Wednesday, December 15, 2010

Wall Tree

I just did a search on ol' Bumblebee Nation, but no hits for "wall tree." How can this be? Wall tree!

Back before G-man and I were married, back when we and a revolving cast of guest-stars were all living in the Chicken Coop in Albany, back when my step-kids were still young, one year we got all the way to Christmas Eve before realizing, Hey! We need to get a Christmas tree.

It was news to us, but when Christmas Eve descends men and women running Christmas tree lots are at home celebrating the holidays with their loved ones. Not standing around in the cold waiting to vend to flaky procrastinators anxious to provide the American Christmas Experience to their children.

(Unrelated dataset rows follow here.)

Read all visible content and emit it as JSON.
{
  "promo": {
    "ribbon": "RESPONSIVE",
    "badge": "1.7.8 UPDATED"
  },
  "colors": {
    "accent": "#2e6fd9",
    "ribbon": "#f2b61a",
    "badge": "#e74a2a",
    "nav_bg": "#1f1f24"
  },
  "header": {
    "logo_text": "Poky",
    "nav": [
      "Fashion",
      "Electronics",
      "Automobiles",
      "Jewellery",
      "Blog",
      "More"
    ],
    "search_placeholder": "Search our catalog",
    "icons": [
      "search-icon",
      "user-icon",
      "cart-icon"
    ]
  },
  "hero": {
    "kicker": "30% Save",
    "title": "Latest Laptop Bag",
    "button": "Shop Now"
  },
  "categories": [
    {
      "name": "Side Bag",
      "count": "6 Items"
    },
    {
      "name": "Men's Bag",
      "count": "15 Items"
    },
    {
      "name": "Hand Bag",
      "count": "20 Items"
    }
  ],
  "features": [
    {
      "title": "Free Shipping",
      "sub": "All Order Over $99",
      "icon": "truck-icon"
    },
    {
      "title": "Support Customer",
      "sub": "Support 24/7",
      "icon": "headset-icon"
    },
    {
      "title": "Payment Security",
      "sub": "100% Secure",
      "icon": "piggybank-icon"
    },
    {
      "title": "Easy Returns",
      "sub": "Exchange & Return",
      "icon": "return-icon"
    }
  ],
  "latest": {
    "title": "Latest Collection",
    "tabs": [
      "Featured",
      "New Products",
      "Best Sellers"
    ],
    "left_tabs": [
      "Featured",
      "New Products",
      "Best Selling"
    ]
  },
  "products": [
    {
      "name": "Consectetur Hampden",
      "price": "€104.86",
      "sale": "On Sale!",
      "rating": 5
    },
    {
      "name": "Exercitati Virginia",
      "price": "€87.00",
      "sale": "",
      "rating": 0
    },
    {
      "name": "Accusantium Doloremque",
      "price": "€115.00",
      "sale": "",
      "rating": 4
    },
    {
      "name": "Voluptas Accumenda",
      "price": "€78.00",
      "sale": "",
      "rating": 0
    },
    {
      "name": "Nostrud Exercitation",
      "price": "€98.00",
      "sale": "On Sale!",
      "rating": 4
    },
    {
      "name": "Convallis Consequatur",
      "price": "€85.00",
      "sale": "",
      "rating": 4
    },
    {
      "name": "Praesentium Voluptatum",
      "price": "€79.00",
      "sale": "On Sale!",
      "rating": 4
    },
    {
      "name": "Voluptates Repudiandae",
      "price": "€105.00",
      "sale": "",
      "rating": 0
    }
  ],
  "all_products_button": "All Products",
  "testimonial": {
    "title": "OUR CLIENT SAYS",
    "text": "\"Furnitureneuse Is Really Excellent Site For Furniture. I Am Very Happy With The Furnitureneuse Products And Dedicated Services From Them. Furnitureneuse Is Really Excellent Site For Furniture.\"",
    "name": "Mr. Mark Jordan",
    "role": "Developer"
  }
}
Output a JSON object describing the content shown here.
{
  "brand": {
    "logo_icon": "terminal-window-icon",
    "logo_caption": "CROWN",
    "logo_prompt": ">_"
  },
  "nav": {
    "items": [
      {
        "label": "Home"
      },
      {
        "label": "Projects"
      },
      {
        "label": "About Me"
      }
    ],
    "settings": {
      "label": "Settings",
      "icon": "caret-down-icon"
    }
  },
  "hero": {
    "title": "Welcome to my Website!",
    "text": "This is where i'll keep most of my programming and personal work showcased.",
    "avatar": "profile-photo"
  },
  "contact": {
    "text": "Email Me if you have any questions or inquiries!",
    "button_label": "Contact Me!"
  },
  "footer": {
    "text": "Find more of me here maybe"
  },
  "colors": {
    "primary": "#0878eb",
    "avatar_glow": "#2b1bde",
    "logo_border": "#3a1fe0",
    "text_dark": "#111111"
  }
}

So after a frantic race around town and a sinking realization that there was no Christmas trees to be had without resorting to crime, Greg drove home and moped about his failure as a father.

He had two-thirds of the American Christmas Experience completed: wrapped presents hiding in paper shopping bags in the closet, and colored lights decorating the dangerously dilapidated balcony railing out the sliding door. Just no tree. And it's not like the kids complained or moped or said anything about it.

But two-thirds is still only two-thirds to a guy whose friends call "All-or-all Frannie." So early Christmas morning, G-man tossed off the blankets and got up from a fitful night of sleep. When the rest of us woke up later that morning, we shambled down the hall to see that he had taken all the Christmas decorations still sitting in their cardboard storage box and, with a box of pushpins, had crafted a tree out of garlands and lights on the living room wall. Ornaments hung from other pushpins, and the presents sat in a big pile on the floor underneath. Magical!

How can you not marry a guy like that? And every year since, even though we are slightly less flaky and procrastination-prone, we still put up the Wall Tree and pile the presents underneath.

The garlands and lights are from the drug store, the decorations for the most part are painted tin ornaments from Oaxaca. Lower left is our little ceramic, musical Santa Praying Over The Baby Jesus figurine. (Our alien Wise Man from Rachel, Nevada, just outside Area 51 broke last year.) And on the top of the tree is the ornament we got from Kirsten in thanks for finding Huespedes last year.